Epidemiology, Biostatistics and Prevention Institute, Center for Reproducible Science, University of Zurich, Zurich, Switzerland.
Biom J. 2024 Jan;66(1):e2200091. doi: 10.1002/bimj.202200091. Epub 2023 Mar 8.
Comparative simulation studies are workhorse tools for benchmarking statistical methods. As with other empirical studies, the success of simulation studies hinges on the quality of their design, execution, and reporting. If not conducted carefully and transparently, their conclusions may be misleading. In this paper, we discuss various questionable research practices, which may impact the validity of simulation studies, some of which cannot be detected or prevented by the current publication process in statistics journals. To illustrate our point, we invent a novel prediction method with no expected performance gain and benchmark it in a preregistered comparative simulation study. We show how easy it is to make the method appear superior over well-established competitor methods if questionable research practices are employed. Finally, we provide concrete suggestions for researchers, reviewers, and other academic stakeholders for improving the methodological quality of comparative simulation studies, such as preregistering simulation protocols, incentivizing neutral simulation studies, and code and data sharing.
比较模拟研究是基准统计方法的主要工具。
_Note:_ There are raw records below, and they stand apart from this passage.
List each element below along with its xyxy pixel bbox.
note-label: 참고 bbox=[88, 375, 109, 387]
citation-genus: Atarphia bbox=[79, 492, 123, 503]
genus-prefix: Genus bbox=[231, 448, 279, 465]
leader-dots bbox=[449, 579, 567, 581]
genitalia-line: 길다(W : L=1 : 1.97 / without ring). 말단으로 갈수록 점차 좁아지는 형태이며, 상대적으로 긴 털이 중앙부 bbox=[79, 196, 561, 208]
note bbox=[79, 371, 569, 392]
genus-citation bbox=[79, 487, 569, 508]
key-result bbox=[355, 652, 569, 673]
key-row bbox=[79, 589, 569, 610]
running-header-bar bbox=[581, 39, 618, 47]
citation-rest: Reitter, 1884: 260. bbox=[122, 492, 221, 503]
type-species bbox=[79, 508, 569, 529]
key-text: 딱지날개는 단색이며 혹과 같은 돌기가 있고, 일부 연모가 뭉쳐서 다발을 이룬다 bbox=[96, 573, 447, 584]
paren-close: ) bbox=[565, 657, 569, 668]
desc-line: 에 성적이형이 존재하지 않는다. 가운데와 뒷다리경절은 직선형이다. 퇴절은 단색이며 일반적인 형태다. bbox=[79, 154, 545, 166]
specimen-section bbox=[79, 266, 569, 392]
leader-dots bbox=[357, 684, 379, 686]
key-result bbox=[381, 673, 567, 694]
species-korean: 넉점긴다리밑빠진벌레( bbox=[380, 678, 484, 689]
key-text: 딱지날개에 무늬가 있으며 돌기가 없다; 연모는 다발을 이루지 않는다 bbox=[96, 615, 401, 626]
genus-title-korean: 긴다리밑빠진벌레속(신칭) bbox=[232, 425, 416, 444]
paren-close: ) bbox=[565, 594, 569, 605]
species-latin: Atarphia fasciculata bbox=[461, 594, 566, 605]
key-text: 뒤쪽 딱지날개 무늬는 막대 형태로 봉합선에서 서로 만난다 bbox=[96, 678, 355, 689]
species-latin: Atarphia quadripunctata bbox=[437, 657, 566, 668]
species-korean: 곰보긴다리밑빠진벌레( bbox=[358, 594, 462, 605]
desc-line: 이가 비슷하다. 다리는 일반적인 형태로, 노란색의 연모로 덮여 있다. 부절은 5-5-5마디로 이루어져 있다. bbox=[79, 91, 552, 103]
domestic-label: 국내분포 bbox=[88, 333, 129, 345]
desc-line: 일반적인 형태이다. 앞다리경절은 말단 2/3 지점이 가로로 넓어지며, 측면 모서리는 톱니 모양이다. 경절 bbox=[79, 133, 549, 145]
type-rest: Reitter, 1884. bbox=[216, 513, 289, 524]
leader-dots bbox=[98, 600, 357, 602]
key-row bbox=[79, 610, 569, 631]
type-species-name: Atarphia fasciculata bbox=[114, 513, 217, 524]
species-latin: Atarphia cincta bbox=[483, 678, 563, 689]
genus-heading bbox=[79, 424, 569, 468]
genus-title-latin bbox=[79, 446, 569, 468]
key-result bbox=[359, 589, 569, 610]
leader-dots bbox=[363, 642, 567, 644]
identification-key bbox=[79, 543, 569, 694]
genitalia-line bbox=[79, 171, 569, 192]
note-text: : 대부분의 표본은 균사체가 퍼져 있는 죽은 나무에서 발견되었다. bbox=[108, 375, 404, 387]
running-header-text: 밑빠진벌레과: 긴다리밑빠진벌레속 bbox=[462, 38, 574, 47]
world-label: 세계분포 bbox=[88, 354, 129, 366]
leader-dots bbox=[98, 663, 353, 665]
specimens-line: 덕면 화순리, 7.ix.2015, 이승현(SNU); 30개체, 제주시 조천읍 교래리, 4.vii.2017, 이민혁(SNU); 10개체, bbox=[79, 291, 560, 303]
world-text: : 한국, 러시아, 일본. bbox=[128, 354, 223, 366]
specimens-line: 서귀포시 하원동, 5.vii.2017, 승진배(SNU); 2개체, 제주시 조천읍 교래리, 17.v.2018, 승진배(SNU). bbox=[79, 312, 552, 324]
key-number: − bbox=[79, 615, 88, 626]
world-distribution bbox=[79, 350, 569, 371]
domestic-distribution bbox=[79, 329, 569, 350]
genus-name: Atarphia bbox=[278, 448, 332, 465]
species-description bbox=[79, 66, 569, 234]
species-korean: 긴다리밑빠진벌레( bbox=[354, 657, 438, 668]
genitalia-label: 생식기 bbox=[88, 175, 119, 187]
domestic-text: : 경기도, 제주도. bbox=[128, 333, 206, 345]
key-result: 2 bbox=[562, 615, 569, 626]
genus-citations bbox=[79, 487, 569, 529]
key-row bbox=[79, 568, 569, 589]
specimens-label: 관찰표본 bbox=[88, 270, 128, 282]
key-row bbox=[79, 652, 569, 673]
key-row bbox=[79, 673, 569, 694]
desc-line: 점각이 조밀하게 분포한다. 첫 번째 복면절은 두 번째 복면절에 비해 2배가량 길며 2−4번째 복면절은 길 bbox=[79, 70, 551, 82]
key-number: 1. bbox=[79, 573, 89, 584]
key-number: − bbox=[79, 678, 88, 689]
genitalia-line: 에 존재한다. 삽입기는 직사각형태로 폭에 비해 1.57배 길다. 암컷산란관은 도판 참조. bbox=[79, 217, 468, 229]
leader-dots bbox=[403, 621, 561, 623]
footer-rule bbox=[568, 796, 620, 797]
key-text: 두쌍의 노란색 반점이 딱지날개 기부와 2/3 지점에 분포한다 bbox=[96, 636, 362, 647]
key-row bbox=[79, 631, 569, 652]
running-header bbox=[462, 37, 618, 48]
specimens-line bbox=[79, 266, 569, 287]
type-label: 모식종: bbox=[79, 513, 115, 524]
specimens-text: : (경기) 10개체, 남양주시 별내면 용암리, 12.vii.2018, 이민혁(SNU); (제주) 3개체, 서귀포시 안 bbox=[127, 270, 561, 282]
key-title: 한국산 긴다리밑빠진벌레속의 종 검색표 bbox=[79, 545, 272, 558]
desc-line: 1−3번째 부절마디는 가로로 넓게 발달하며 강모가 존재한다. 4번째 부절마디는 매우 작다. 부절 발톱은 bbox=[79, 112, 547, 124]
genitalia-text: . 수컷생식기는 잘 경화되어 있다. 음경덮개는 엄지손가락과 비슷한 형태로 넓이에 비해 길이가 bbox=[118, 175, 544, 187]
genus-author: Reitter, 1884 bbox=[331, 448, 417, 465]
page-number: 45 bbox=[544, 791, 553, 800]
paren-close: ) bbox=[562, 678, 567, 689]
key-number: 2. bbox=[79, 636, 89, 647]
与其他实证研究一样,模拟研究的成功取决于其设计、执行和报告的质量。如果不仔细和透明地进行,它们的结论可能会产生误导。在本文中,我们讨论了各种可能影响模拟研究有效性的有问题的研究实践,其中一些问题无法通过统计学期刊当前的出版流程来检测或预防。为了说明我们的观点,我们发明了一种新颖的预测方法,该方法没有预期的性能增益,并在预先注册的比较模拟研究中对其进行了基准测试。我们展示了如果采用有问题的研究实践,该方法如何轻易地显得优于成熟的竞争方法。最后,我们为研究人员、评论家和其他学术利益相关者提供了具体建议,以提高比较模拟研究的方法质量,例如预先注册模拟方案、激励中立的模拟研究以及代码和数据共享。